Reservo um parágrafo para comentar uma tendência que vem se mostrando presente nos últimos filmes do Fincher: a inserção de piadas sarcásticas e situações “engraçadas” no meio da trama. E ele maneja isso sem tirar o foco de nada, sem amenizar o clima, essas tiradas estão ali simplesmente para o nosso prazer. É tudo muito sutil e quase que imperceptível, mas como eu já tinha reparado bastante disso no último filme dele, a presença em Millennium só confirma a minha teoria por não haver nada disso no original sueco. Pra quem não está entendo, eis alguns exemplos (SPOILER ALERT): Lisbeth comendo McLanche Feliz em duas situações, as diversas respostas sarcásticas dela, ela indo tirar foto do gato morto, ela saber a quantidade de dinheiro que tem na conta do Mikael, I could go on and on. Só estou destacando isso mesmo pra reafirmar a genialidade dele, é claro que tudo isso tá no roteiro, mas eu tenho certeza que essas abordagens têm dedo do Fincher visto que elas se repetiram em pelo menos dois filmes dele – que eu me lembre – com diferentes roteiristas. Acho isso uma ótima maneira de manter o público entretido sem comprometer a dramaticidade da trama e sem percepção do mesmo.

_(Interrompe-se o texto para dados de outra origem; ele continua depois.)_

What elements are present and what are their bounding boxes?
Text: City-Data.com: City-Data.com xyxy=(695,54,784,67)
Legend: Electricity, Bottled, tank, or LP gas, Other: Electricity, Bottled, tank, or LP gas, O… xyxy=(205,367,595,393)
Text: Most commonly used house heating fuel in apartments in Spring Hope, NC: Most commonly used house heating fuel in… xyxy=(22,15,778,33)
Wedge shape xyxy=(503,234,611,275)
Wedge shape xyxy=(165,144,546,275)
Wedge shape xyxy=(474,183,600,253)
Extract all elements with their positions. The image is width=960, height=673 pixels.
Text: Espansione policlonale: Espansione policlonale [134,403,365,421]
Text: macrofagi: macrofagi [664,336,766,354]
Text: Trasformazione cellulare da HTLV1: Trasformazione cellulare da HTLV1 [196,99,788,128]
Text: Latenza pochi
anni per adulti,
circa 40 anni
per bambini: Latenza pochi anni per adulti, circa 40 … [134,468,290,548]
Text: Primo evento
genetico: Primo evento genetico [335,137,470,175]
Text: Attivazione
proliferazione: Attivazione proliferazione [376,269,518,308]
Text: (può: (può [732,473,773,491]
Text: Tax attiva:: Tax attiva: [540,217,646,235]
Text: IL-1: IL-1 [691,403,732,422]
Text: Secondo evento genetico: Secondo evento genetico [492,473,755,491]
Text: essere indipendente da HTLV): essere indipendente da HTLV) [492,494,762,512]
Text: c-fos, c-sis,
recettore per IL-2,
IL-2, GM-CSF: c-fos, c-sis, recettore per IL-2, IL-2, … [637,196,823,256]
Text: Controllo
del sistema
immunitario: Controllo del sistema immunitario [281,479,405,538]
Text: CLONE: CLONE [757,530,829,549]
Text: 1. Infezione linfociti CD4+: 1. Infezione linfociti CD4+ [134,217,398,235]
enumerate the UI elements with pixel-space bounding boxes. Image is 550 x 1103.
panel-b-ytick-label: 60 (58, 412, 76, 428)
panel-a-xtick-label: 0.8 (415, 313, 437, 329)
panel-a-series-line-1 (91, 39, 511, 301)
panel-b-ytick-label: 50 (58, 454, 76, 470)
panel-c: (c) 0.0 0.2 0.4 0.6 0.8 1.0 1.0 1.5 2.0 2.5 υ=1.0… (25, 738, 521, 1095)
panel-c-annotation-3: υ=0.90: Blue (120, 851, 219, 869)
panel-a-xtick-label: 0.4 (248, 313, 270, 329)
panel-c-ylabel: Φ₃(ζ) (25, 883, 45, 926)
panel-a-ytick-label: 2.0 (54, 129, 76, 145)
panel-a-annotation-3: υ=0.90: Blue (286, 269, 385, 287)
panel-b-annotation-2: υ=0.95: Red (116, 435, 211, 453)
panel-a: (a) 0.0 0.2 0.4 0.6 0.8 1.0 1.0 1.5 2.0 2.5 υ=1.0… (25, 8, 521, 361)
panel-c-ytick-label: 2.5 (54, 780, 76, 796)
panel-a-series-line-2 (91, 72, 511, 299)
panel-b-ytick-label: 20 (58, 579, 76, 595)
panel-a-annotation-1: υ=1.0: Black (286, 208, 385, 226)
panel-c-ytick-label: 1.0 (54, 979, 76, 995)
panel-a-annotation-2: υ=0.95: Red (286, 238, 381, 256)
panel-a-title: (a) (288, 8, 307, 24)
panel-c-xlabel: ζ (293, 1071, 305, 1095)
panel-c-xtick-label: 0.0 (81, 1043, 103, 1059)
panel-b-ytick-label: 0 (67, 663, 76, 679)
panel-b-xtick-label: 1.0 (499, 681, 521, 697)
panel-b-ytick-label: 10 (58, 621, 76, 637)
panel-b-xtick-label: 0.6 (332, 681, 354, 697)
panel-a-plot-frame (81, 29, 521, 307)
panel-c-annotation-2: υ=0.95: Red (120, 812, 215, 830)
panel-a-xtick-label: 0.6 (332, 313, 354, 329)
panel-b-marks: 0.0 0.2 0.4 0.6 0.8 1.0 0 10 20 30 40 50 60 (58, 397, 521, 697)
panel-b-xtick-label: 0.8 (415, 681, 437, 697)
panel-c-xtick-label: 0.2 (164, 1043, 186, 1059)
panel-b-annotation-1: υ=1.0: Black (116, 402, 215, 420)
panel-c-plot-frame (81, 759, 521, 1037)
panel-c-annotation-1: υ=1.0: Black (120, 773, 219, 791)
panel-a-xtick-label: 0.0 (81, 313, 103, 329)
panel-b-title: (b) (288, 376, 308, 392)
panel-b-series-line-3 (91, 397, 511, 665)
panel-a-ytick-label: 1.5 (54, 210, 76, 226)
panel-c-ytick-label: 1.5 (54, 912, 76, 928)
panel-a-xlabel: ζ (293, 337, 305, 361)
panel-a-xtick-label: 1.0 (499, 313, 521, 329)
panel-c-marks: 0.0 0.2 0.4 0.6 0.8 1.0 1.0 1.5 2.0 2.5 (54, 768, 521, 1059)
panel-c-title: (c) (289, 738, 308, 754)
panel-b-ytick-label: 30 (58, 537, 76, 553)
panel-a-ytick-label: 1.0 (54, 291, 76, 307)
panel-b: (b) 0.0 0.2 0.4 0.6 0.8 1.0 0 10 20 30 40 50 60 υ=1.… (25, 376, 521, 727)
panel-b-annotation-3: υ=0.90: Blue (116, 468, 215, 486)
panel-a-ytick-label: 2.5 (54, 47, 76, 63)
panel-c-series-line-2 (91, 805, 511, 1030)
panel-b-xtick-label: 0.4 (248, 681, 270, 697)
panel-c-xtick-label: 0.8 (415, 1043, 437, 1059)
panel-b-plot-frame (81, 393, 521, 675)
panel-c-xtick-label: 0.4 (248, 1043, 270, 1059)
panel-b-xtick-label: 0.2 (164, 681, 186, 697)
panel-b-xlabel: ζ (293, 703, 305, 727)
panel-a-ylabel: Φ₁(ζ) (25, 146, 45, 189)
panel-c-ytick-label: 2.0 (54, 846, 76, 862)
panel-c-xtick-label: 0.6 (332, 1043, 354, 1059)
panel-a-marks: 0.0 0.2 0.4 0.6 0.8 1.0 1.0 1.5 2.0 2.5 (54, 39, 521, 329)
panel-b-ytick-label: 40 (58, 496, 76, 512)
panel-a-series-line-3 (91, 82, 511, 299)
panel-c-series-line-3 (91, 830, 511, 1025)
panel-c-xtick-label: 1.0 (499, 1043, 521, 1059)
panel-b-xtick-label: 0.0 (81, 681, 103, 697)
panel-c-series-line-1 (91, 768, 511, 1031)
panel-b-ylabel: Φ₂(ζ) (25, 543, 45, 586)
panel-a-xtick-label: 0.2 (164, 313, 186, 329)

O aspecto definitivo para o sucesso desse filme é a simultaneidade. Ao contrário da versão sueca, aqui a trama de Mikael se desenvolve ao mesmo tempo que a de Lisbeth. Os dois dividem a tela mesmo quando não estão juntos. Isso acelera o ritmo do filme e distribui o interesse para os dois protagonistas, não deixando que um ofusque o outro como claramente acontece no original. É claro que não só Mikael como Daniel Craig não chegam aos pés da outra dupla, mas ambos personagens são importantes para o desenvolvimento da estória e através dessa montagem as ações dos dois se complementam na resolução do mistério – por assim dizer.
Resumindo: Millennium é um filmaço! David Fincher na sua melhor forma, tratando devidamente uma estória que merece ser contada. Através da técnica ele cria quase um realidade alternativa e através de artifícios básicos como o roteiro ele nos suga para essa realidade e nos apresenta a uma estória que se destrincha em estórias que acontecem a todo tempo. E eu já ía me esquecendo da abertura, uma das melhores coisas do filme e sem dúvidas uma das melhores coisas dessa temporada. O impacto é muito grande, o filme já me ganhou ali. A versão de Immigrante Song do Led Zeppelin com vocais da Karen O é genial. Agora, eu quero só ver o que o Fincher vai nos apresentar nas duas sequências, visto que ele mudou o final do livro ao introduzir – se não me engano – informações que só aparecem na 2ª parte da saga. O filme estreia por aqui semana que vem, dia 27, e merece muito a conferida. Ah! Alguém dá um Oscar pro cara, por favor!